Messieurs Chirac, Bush et Schröder, merci. Aslan Maskhadov, président élu sous contrôle international de la Tchétchénie, est mort. Assassiné. Comme les forces russes le souhaitaient, elles sont seules face à Bassaïev, leader extrémiste formé par elles, et maintes fois par elles épargné. Il se retrouve face au terroriste Poutine et le massacre et les attentats vont pouvoir continuer. Maskhadov venait d’ordonner un cessez-le-feu unilatéral et il fallait l’abattre avant que l’esprit des " révolutions permanentes " que notre ami le tsar Poutine abhorre ne s’étende dans le Caucase Nord.
Pas un de nos dirigeants occidental n’a appelé Poutine à négocier avec Maskhadov, on l’a abandonné comme on avait abandonné Massoud. Au contraire, Chirac et Schröder ont proclamé le maître du Kremlin archange de la paix, eu égard à ses sympathies envers Saddam Hussein. C’était un chèque en blanc, et l’homme du KGB vient de l’utiliser. Désormais, les Tchétchènes n’ont plus de dirigeants capables de calmer leur colère face aux souffrances qu’ils éprouvent. La Tchétchénie va s’enfoncer plus encore dans l’horreur. Elle ne plongera pas seule. En effet, qui contenait l’influence de Bassaïev, cet ex-agent du GRU, les services spéciaux de l’armée russe, au sein de la résistance tchétchène ? Qui, sinon Aslan Maskhadov ?
Yasser Arafat a eu droit aux honneurs à sa mort. Maskhadov, qui, lui, n’a jamais appelé au meurtre mourra seul, comme il a combattu. Il avait proposé un plan de paix antiterroriste qui remettait à plus tard la question de l’indépendance. Ce plan prévoyait la démilitarisation des combattants sous contrôle international. L’ONU, l’UE, l’OSCE, l’OTAN et tous les " machins " censés préserver la paix des peuples et garantir l’autodétermination des nations n’ont pas même daigné discuter de ce plan vieux de trois ans. La souffrance que les Tchétchènes subissent depuis trois siècles est en réalité un exemple pour tout ceux qui voudraient se rebeller en Russie. Poutine a traduit en ses termes de sous-officier soviétique les leçons de l’impérialisme tsariste.

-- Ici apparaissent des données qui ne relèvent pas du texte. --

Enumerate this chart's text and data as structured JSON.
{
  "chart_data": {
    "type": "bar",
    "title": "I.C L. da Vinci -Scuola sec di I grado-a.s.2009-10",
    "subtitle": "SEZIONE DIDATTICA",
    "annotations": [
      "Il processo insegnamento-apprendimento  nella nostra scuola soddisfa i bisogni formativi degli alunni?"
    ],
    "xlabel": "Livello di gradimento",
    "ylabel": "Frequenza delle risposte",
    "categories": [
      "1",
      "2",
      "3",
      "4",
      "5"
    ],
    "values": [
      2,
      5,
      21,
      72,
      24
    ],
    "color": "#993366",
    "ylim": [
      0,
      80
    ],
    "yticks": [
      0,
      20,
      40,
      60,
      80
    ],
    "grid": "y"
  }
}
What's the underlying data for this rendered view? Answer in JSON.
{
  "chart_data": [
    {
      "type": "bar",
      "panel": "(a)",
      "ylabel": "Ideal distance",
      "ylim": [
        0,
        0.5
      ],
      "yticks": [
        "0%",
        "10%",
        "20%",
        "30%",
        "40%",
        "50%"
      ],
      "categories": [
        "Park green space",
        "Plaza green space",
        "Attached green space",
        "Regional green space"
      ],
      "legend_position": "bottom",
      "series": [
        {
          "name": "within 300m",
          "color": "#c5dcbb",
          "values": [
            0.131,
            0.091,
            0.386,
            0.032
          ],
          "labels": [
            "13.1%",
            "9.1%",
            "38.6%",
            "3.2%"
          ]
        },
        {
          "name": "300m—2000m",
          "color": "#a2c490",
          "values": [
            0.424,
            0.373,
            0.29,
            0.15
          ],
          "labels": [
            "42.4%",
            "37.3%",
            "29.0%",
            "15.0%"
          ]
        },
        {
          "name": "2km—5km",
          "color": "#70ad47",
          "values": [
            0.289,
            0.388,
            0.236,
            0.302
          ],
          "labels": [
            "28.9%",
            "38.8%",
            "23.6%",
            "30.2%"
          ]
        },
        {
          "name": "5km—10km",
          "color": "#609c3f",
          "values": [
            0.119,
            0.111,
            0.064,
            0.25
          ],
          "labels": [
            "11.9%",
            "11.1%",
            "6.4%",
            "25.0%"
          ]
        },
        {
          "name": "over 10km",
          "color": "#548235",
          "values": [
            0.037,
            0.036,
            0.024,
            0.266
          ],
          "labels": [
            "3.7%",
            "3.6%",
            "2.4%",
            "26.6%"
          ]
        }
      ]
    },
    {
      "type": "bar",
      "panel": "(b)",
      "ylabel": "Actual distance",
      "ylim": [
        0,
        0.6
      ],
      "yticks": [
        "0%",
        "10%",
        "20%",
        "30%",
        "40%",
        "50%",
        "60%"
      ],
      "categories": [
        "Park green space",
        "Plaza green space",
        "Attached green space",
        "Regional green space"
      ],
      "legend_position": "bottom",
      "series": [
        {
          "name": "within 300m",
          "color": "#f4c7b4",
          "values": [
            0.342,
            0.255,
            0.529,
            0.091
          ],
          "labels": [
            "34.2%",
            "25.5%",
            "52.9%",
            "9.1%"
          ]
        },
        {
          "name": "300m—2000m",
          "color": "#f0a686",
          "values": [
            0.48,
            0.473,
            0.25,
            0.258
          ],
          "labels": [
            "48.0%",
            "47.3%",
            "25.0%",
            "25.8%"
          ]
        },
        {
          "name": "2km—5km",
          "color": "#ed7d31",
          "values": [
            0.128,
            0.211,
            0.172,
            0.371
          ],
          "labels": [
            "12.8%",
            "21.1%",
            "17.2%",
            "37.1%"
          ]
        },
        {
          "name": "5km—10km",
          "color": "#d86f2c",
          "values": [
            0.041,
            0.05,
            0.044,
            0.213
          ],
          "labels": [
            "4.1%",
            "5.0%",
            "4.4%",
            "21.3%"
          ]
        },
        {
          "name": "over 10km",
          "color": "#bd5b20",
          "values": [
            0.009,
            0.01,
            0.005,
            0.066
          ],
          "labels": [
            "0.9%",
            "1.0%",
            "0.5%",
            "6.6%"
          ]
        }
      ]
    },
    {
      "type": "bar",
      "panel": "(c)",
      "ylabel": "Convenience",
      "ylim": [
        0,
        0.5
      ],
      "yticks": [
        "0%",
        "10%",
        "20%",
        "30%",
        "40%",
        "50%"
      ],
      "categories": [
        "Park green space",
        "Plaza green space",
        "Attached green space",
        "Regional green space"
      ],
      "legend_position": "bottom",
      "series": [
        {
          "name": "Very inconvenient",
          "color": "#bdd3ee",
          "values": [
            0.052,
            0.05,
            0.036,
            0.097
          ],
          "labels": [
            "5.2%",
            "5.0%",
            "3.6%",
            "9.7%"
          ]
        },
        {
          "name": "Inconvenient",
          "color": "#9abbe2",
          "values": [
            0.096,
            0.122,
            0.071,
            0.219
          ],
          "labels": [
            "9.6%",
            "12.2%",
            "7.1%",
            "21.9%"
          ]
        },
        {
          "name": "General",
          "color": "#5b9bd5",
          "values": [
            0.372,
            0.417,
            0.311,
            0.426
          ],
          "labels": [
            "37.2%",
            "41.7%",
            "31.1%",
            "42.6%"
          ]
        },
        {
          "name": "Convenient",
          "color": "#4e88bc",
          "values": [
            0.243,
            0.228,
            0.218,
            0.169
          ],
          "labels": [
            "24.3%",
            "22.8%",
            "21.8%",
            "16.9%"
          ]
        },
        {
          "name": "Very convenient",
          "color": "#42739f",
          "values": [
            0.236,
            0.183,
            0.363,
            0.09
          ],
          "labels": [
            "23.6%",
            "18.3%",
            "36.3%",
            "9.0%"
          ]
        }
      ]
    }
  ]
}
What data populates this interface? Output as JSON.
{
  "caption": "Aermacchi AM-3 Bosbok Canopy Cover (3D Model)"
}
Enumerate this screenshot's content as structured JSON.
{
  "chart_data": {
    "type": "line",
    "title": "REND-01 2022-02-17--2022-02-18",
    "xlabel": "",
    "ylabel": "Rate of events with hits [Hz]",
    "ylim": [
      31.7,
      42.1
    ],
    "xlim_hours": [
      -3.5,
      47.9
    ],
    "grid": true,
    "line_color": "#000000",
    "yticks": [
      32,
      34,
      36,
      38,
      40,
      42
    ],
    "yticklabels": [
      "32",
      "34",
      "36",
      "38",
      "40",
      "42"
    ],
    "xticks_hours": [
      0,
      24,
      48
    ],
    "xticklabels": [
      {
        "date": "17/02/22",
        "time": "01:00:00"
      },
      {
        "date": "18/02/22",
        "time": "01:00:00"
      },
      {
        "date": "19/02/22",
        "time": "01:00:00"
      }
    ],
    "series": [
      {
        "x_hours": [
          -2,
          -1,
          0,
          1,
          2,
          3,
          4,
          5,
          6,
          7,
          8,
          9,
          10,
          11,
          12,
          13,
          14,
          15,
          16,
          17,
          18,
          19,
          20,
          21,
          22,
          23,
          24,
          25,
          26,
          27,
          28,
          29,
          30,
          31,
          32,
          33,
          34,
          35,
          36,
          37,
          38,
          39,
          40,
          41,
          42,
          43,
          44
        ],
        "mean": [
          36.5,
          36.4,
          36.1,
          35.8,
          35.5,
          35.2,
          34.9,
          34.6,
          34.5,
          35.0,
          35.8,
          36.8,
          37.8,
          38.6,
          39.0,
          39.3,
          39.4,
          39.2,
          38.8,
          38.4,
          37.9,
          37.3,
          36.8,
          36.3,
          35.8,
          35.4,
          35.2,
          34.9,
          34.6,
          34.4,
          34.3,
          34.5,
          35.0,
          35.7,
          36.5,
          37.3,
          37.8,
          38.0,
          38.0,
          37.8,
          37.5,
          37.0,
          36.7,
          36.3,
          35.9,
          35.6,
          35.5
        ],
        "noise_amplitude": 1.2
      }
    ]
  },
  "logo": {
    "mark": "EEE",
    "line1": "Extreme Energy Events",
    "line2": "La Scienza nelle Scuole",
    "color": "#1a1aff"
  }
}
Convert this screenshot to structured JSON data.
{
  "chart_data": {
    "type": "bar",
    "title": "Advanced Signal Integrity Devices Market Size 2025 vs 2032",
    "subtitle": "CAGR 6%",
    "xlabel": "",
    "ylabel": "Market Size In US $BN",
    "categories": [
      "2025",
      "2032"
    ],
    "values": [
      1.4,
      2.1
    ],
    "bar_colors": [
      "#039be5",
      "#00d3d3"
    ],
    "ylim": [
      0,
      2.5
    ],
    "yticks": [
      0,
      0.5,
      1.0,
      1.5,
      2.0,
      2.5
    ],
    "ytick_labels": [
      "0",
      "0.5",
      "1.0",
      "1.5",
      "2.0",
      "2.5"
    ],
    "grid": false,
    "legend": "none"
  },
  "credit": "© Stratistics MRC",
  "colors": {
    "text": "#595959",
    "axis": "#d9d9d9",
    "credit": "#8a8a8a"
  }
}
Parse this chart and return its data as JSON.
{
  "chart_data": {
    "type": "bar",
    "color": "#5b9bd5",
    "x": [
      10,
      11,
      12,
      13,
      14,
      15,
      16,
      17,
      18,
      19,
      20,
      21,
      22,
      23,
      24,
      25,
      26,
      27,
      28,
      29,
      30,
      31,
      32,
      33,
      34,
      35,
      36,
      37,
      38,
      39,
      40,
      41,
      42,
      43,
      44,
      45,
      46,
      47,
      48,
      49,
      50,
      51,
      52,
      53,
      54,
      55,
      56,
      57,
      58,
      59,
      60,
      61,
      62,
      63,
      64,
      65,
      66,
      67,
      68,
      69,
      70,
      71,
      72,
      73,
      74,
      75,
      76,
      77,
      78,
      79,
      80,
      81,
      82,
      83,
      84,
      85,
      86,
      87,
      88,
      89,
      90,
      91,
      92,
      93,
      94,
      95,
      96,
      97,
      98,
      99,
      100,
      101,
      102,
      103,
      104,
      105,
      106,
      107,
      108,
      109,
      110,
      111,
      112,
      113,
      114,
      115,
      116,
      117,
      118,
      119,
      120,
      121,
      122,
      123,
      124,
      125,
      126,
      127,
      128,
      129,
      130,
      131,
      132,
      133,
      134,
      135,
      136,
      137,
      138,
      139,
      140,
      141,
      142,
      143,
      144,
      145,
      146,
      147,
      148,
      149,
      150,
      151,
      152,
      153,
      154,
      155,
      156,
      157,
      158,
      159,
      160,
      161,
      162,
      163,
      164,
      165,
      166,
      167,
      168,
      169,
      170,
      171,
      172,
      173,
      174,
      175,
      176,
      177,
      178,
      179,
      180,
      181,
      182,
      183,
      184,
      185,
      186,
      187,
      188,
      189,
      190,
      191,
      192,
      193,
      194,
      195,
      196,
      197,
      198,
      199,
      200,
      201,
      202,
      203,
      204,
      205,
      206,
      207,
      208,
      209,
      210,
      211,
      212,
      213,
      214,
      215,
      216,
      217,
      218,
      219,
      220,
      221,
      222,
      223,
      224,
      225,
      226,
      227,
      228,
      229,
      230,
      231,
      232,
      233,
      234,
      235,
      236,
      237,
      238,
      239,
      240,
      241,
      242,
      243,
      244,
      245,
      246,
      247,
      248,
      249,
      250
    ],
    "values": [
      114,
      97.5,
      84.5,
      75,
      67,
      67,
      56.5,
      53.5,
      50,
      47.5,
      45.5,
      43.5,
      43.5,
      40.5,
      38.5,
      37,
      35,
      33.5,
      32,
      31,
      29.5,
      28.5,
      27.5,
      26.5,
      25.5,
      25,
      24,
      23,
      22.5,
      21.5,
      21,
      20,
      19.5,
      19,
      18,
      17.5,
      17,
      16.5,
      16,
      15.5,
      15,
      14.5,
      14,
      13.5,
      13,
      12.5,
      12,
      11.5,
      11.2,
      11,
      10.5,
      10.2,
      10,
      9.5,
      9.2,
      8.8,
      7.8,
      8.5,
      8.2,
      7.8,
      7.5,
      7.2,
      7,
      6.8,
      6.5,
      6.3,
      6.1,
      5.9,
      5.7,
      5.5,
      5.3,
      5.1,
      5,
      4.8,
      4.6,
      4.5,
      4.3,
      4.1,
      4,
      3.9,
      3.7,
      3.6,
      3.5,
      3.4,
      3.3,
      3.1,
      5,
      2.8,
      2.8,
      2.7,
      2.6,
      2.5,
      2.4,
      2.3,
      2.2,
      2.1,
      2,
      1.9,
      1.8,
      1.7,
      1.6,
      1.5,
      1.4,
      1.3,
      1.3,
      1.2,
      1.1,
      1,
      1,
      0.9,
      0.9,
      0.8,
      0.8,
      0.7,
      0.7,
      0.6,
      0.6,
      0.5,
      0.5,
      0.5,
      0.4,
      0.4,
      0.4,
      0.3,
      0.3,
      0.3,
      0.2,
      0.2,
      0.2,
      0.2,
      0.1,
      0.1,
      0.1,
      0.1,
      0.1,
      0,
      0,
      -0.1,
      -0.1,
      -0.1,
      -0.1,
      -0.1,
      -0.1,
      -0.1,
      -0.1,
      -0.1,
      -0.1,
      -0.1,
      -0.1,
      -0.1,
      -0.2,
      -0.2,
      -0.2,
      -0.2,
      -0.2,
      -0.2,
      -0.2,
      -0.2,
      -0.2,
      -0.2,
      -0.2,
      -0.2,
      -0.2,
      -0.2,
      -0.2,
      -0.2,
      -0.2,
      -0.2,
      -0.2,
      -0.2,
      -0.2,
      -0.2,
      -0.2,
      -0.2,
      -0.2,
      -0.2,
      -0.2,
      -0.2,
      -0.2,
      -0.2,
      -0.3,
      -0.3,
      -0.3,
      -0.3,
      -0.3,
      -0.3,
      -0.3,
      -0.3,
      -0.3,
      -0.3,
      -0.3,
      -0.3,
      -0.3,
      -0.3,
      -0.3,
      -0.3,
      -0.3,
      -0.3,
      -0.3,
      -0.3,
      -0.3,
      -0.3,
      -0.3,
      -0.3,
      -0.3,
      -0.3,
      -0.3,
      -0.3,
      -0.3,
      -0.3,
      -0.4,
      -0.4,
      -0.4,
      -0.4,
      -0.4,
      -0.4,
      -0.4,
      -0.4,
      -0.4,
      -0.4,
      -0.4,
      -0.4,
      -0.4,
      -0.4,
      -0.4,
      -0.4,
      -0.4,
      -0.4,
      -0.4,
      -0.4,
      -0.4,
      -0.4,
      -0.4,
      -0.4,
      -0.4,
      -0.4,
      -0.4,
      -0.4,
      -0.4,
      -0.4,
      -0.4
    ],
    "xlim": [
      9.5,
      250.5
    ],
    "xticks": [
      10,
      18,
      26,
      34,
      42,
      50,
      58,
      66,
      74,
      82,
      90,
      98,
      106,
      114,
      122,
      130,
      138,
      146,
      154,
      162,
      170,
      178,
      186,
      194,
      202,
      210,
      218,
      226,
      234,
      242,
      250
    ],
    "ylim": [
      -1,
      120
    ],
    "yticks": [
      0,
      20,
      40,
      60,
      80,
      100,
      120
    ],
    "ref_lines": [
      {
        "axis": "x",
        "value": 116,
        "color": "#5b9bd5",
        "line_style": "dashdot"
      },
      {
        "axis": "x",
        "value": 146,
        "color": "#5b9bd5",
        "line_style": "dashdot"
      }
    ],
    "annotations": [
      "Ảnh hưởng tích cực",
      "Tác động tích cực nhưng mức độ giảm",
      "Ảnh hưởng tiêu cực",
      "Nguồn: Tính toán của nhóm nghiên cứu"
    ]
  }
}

Alors oui, Aslan Maskhadov avait du sang sur les mains, comme tous les résistants de France et d’ailleurs. Il combattait un ennemi armé et guidé par des pulsions génocidaires. De nos jours, il ne fait pas bon être un résistant, un vrai. On parle à tort et à travers de génocide, sauf quand il s’en produit un vrai et on qualifie de résistants les salafistes ou saddamistes qui égorgent les agents électoraux et les votants en Irak, mais refusons de désigner ainsi les combattants de la liberté qui n’acceptent pas la disparition de leur peuple. La Tchétchénie a perdu son De Gaulle. Nous avons perdu, encore un peu plus, notre honneur.
« Le nouveau tsar vous dit merci... », par André Glucksmann, Le Monde, 10 mars 2005.